There was no problem finding a parking space now. It was barely nine on a cool spring evening, but the waterfront was all but deserted. A few boats moored, swaying in the current, a scatter of people, most likely tourists, strolling under the light of a quarter moon.
Oh, how she loved the waterfront. She'd nearly howled with glee when she'd been able to snag the building for her shop, knowing she'd be able to step outside any time of the day and see the water, the crabbers, the tourists. To feel that moist air on her skin.
Even more, to feel part of it all, on her own merits, her own terms.
It would have been smarter, more sensible again, to have taken the room above for her own living quarters. But she'd made the conscious and deliberate decision not to live where she worked. Which, Dru admitted as she swung away from Market to drive to the rear of her building, had been a handy excuse to find a place out of the town bustle, someplace on the water again. An indulgent space all her own.
The house in Georgetown had never felt all her own.
She killed the lights, the engine, then gathered her purse. Seth was there, opening her door, before she could do it for herself.
"It's pretty dark. Watch your step." He took her arm, started to steer her to the wooden staircase that led to the second level.
"I can see fine, thanks." She eased away from him, then opened her bag for the keys. "There's parking," she began. "And a private entrance, as you see."
"Yeah, I see fine, too.
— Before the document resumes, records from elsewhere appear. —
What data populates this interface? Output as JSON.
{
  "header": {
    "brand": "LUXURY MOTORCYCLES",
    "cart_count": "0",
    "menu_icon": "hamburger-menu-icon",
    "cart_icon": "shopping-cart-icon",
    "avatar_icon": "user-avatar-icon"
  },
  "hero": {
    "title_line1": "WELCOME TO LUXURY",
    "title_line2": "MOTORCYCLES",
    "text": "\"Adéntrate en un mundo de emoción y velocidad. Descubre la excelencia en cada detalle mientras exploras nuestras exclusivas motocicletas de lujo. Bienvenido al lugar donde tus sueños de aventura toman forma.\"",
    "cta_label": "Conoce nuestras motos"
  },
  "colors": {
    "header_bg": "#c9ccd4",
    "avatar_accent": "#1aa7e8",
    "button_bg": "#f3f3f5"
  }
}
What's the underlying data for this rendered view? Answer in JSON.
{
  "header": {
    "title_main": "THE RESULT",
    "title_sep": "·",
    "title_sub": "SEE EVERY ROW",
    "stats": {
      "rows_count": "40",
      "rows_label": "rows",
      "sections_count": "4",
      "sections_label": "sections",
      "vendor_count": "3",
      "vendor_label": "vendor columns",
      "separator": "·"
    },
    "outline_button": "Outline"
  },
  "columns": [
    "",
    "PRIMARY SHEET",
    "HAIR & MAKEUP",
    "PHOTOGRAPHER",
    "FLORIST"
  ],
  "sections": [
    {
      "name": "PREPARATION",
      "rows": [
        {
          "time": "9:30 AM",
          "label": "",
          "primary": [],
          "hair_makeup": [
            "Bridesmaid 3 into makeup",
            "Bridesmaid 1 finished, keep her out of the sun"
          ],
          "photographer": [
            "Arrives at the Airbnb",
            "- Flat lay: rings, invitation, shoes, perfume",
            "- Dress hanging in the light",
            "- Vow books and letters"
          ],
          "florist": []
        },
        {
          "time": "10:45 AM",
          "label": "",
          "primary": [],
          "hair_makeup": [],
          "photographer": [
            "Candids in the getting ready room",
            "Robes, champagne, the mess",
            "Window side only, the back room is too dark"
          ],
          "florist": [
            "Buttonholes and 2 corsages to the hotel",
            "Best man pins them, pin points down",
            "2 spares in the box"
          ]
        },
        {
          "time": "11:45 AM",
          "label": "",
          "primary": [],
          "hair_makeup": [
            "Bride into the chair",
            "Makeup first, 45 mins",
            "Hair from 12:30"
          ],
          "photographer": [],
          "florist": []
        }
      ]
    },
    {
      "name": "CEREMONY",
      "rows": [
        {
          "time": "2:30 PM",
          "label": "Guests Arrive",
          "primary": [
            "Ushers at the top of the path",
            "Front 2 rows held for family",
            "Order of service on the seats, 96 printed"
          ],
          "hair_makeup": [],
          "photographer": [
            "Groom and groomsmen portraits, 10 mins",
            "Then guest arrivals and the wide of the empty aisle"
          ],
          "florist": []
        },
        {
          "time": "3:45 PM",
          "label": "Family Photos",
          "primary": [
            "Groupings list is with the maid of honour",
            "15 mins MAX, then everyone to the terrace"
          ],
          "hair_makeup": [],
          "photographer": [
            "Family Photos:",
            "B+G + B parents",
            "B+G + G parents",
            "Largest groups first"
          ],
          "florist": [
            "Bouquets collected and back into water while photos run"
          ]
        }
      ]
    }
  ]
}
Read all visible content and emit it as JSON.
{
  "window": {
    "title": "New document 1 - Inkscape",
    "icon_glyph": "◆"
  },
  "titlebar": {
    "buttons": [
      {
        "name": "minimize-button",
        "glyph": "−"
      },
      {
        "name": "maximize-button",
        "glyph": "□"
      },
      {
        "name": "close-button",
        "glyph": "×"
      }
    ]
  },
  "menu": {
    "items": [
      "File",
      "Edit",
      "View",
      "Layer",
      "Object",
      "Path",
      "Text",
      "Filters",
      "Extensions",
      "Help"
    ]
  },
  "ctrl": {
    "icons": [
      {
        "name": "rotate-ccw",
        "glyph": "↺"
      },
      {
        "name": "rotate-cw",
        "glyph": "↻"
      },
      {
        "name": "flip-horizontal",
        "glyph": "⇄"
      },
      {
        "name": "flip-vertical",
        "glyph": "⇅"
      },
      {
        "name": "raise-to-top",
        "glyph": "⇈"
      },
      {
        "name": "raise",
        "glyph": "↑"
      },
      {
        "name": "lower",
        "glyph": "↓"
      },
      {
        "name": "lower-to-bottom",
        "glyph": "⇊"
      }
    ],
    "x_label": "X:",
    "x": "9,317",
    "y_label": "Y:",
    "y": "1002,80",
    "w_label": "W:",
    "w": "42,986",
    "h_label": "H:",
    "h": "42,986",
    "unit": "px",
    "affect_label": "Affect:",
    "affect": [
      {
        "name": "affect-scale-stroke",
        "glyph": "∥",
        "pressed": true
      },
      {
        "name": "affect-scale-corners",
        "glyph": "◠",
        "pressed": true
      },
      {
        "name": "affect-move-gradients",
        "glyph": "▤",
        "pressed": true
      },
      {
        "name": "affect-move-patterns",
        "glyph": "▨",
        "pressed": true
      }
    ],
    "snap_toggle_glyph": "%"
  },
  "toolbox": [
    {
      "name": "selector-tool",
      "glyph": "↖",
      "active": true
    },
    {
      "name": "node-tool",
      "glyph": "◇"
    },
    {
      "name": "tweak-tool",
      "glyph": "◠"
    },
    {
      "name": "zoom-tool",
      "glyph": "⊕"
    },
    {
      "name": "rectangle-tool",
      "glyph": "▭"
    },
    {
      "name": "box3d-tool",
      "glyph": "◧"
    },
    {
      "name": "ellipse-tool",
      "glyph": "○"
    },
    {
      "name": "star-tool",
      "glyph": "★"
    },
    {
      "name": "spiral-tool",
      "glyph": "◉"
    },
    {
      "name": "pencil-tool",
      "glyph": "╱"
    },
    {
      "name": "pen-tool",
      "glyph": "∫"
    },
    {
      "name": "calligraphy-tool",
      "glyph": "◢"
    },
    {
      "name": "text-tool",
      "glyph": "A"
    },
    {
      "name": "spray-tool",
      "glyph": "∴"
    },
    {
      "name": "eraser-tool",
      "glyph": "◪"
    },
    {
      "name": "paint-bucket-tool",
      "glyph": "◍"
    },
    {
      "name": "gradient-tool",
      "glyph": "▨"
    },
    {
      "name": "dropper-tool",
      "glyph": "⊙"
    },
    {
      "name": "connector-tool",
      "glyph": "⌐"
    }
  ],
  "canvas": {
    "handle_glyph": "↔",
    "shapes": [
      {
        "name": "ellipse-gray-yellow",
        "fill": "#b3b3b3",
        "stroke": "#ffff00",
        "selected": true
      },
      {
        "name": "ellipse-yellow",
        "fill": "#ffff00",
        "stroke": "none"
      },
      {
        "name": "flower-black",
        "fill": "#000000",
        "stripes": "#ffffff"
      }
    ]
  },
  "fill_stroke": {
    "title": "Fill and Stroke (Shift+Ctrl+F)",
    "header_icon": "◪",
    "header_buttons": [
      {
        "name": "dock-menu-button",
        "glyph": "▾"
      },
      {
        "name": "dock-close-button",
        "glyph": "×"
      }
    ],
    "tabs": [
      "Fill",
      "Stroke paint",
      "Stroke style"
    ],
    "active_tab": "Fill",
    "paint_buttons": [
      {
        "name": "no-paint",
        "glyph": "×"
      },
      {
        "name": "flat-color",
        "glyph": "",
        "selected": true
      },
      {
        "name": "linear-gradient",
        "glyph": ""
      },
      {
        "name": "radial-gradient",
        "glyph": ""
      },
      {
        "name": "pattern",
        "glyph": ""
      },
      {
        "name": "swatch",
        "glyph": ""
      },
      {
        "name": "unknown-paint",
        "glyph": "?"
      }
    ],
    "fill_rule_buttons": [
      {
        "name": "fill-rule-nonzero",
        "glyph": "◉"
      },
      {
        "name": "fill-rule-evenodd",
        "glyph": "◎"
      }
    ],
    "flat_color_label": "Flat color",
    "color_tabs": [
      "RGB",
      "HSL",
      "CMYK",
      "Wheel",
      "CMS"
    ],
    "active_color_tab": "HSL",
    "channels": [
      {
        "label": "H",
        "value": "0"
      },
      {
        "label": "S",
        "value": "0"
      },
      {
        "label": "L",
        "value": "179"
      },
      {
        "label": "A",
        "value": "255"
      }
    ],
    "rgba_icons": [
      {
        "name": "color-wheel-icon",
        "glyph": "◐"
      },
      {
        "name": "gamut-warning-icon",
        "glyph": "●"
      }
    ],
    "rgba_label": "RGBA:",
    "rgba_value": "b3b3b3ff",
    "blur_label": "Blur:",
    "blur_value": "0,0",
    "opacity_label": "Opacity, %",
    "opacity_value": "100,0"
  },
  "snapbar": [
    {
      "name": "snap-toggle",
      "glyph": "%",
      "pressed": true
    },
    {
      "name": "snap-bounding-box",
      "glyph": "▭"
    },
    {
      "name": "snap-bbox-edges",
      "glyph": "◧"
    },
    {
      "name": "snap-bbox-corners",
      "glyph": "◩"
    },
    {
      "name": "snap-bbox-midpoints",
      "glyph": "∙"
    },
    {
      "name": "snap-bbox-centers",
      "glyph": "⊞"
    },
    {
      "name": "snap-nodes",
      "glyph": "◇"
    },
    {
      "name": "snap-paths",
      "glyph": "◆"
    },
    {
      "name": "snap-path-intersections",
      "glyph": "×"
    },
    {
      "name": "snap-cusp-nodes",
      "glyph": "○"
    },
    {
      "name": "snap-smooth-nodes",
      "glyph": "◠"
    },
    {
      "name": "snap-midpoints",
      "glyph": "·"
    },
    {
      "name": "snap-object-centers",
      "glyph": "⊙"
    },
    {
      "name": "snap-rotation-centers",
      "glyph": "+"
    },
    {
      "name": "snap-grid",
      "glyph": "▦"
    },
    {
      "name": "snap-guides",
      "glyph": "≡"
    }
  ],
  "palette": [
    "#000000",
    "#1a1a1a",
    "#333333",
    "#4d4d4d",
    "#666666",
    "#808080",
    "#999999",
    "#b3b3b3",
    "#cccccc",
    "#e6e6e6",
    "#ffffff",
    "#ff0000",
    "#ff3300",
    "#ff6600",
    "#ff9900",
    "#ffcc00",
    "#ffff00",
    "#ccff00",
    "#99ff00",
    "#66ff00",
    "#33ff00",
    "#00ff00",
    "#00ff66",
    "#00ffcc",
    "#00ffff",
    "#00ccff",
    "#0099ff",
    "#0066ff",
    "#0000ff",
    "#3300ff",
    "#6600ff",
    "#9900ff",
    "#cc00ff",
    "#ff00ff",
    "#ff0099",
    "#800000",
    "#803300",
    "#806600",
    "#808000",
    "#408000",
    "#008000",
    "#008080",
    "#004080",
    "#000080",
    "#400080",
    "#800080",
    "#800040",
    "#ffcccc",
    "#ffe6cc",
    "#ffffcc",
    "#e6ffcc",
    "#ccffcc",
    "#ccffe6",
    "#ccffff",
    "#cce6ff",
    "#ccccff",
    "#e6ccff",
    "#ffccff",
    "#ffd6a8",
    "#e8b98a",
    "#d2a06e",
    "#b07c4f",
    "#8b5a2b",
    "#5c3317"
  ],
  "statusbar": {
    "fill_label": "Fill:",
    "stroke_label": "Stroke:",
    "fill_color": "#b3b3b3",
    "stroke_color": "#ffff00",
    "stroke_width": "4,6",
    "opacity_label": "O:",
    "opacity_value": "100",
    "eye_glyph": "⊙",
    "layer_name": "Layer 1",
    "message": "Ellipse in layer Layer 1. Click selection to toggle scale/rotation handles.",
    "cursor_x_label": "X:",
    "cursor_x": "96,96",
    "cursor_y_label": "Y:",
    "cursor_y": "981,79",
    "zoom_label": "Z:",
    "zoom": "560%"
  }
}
Listen." Halfway up the stairs, he laid a hand on her arm to stop her. "Just listen," he said again and looked out over the houses that lined the road behind them. "It's great, isn't it?"
She couldn't stop the smile. She understood him perfectly. And it was great, that silence.
"It won't be this quiet in a few weeks." He scanned the dark, the houses, the lawns. And ag
ain she thought he saw what others didn't. "Starting with Memorial Day the tourists and the summer people pour in. Nights get longer, warmer, and people hang out. That can be great, too, all that noise. Holiday noise. The kind you hear when you've got an ice cream cone in your hand and no time clock ticking away in your head."
He turned, aimed those strong blue eyes at her. She could have sworn she felt a jolt from them that was elementally physical. "You like ice cream cones?" he asked her. "There'd be something wrong with me if I didn't." She moved quickly up the rest of the steps.
"Nothing wrong with you," he murmured, and stood with his thumbs tucked in his front pockets while she unlocked the door. She flicked a switch on the wall to turn on the lights, then deliberately left the door open at his back when he stepped in.
She saw immediately she needn't have bothered. He wasn't giving her a thought now.
He crossed to the front windows first, stood there looking out in that hip-shot stance that managed to be both relaxed and attentive. And sexy, she decided.
He wore a pair of ragged jeans with more style than a great many men managed to achieve in a five-thousand-dollar suit. There were paint flecks on his shoes.
She blinked, tuning back in to the moment when he began to mutter.
"What? Oh, just calculating the light—sun, angles. Stuff." He crossed back to the rear windows, stood as he had at the front. Muttered as he had at the front.